L’Afrique acquiert une réputation enviable en tant que leader mondial de l’entrepreneuriat féminin. L’année dernière, MasterCard a publié son index des femmes entrepreneurs en grande pompe. L’Ouganda et le Botswana sont en tête de liste, ce qui a renforcé les croyances selon lesquels les femmes se lèvent au-dessus des circonstances défavorables pour créer des entreprises qui stimuleront le moteur de la croissance en Afrique subsaharienne. Pourtant relève le Guardian dans une enquête, le sexisme et l’inégalité restent la norme dans la plupart des pays d’Afrique.

La belle histoire de la réussite exceptionnelle des femmes africaines cheffe d’entreprises, aussi satisfaisante soit-elle, est au mieux incomplète et au pire totalement fausse.

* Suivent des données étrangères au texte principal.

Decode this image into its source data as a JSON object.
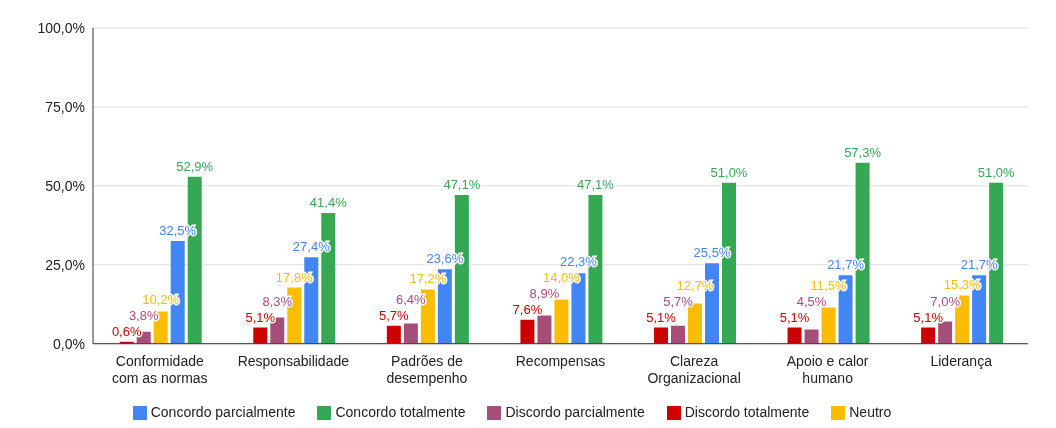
{
  "chart_data": {
    "type": "bar",
    "categories": [
      "Conformidade com as normas",
      "Responsabilidade",
      "Padrões de desempenho",
      "Recompensas",
      "Clareza Organizacional",
      "Apoio e calor humano",
      "Liderança"
    ],
    "series": [
      {
        "name": "Discordo totalmente",
        "color": "#cc0000",
        "values": [
          0.6,
          5.1,
          5.7,
          7.6,
          5.1,
          5.1,
          5.1
        ],
        "value_labels": [
          "0,6%",
          "5,1%",
          "5,7%",
          "7,6%",
          "5,1%",
          "5,1%",
          "5,1%"
        ]
      },
      {
        "name": "Discordo parcialmente",
        "color": "#a64d79",
        "values": [
          3.8,
          8.3,
          6.4,
          8.9,
          5.7,
          4.5,
          7.0
        ],
        "value_labels": [
          "3,8%",
          "8,3%",
          "6,4%",
          "8,9%",
          "5,7%",
          "4,5%",
          "7,0%"
        ]
      },
      {
        "name": "Neutro",
        "color": "#fbbc04",
        "values": [
          10.2,
          17.8,
          17.2,
          14.0,
          12.7,
          11.5,
          15.3
        ],
        "value_labels": [
          "10,2%",
          "17,8%",
          "17,2%",
          "14,0%",
          "12,7%",
          "11,5%",
          "15,3%"
        ]
      },
      {
        "name": "Concordo parcialmente",
        "color": "#4285f4",
        "values": [
          32.5,
          27.4,
          23.6,
          22.3,
          25.5,
          21.7,
          21.7
        ],
        "value_labels": [
          "32,5%",
          "27,4%",
          "23,6%",
          "22,3%",
          "25,5%",
          "21,7%",
          "21,7%"
        ]
      },
      {
        "name": "Concordo totalmente",
        "color": "#34a853",
        "values": [
          52.9,
          41.4,
          47.1,
          47.1,
          51.0,
          57.3,
          51.0
        ],
        "value_labels": [
          "52,9%",
          "41,4%",
          "47,1%",
          "47,1%",
          "51,0%",
          "57,3%",
          "51,0%"
        ]
      }
    ],
    "ylim": [
      0,
      100
    ],
    "yticks": [
      {
        "value": 0,
        "label": "0,0%"
      },
      {
        "value": 25,
        "label": "25,0%"
      },
      {
        "value": 50,
        "label": "50,0%"
      },
      {
        "value": 75,
        "label": "75,0%"
      },
      {
        "value": 100,
        "label": "100,0%"
      }
    ],
    "grid": "y",
    "legend": "bottom"
  }
}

La capacité des femmes à créer et à diriger des entreprises qui conduiront la croissance africaine au prochain siècle est énorme, mais la capacité des femmes à exploiter ce potentiel est fortement limitée par le manque d’accès aux services de soutien, au parrainage des chefs d’entreprise et aux chaînes d’approvisionnement. Le sexisme est omniprésent et les inégalités structurelles ont créé une dichotomie troublante – la glorification des artisans et des fermiers africains qui sont des femmes, mais peu de véritable intérêt à soutenir des femmes leaders de l’industrie explique The Guardian.